Common Good Chair Philip Howard spent last week in Washington, and was impressed by the staffers and experts who saw clearly the need to 1) give permits to rebuild decrepit infrastructure and 2) remove managerial shackles that make it impossible to fix broken schools, fire rogue cops, and point government in the direction of what society needs. But they acknowledge none of that can happen. The status quo is defended by armies of special interests—public employee unions control government operations, environmental groups command a veto over all infrastructure, rich investors keep their tax breaks, and so forth.
 
There are lots of dedicated people maintaining the machinery of government. But no one is actually in charge of deciding whether government is doing what society needs. Government barrels down the track. Politics barrels down the track. Our society is propelled towards the future by a runaway train. This is unlikely to end well.
 
Government needs to change direction. That requires a vision for change that the public can rally behind. That's hard to achieve in a toxic political culture driven by distrust. What's needed is moral authority—a vision put forth by respected people and groups who are not seeking power for themselves.
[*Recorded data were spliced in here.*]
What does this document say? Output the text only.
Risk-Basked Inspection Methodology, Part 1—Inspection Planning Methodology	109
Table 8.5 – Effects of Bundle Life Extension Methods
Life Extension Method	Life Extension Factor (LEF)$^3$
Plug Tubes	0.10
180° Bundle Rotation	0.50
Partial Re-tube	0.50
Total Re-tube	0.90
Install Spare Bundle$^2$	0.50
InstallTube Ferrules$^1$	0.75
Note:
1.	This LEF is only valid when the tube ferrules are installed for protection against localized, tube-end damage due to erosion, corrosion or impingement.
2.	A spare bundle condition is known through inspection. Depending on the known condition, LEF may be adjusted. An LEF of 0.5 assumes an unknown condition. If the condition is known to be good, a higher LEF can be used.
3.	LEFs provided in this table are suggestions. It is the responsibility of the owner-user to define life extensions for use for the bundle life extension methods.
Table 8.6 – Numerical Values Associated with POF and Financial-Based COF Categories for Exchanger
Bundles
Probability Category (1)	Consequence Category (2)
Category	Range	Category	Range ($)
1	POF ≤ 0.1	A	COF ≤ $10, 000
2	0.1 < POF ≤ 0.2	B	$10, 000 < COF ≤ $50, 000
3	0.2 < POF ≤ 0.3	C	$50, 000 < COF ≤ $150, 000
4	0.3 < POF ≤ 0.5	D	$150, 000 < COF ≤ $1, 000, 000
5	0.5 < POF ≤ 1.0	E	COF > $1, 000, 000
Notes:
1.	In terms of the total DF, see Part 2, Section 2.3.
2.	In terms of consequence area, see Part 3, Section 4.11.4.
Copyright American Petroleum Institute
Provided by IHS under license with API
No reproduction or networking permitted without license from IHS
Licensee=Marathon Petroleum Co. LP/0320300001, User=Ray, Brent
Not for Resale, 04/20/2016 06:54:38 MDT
Change will upset many interest groups, and moral authority is essential to withstand their attacks. That's why, through history, resetting the priorities and rules of government has often been proposed by small groups of jurists or experts with no stake in the outcome.
 
Washington plows forward in the direction set by decades of accumulated laws and backroom deals. The solution is not to get rid of government—who else is going to deal with immigration, homelessness, climate change, and other challenges of our time? The solution is to dislodge the status quo, and reset public priorities and operating systems. Schools might be the tip of the spear. Last year 37 schools in Chicago had not one student proficient in reading or in math. Yet no one has authority to change how those schools work. Taking back control of schools, Philip argues in this cover story for Washington Examiner Magazine, requires breaking the stranglehold of teachers unions.
 
The main danger facing America, in our view, is not extremism—that's just a symptom of broad futility. The main danger is the failure even to recognize that government is beyond the control of those elected to lead it.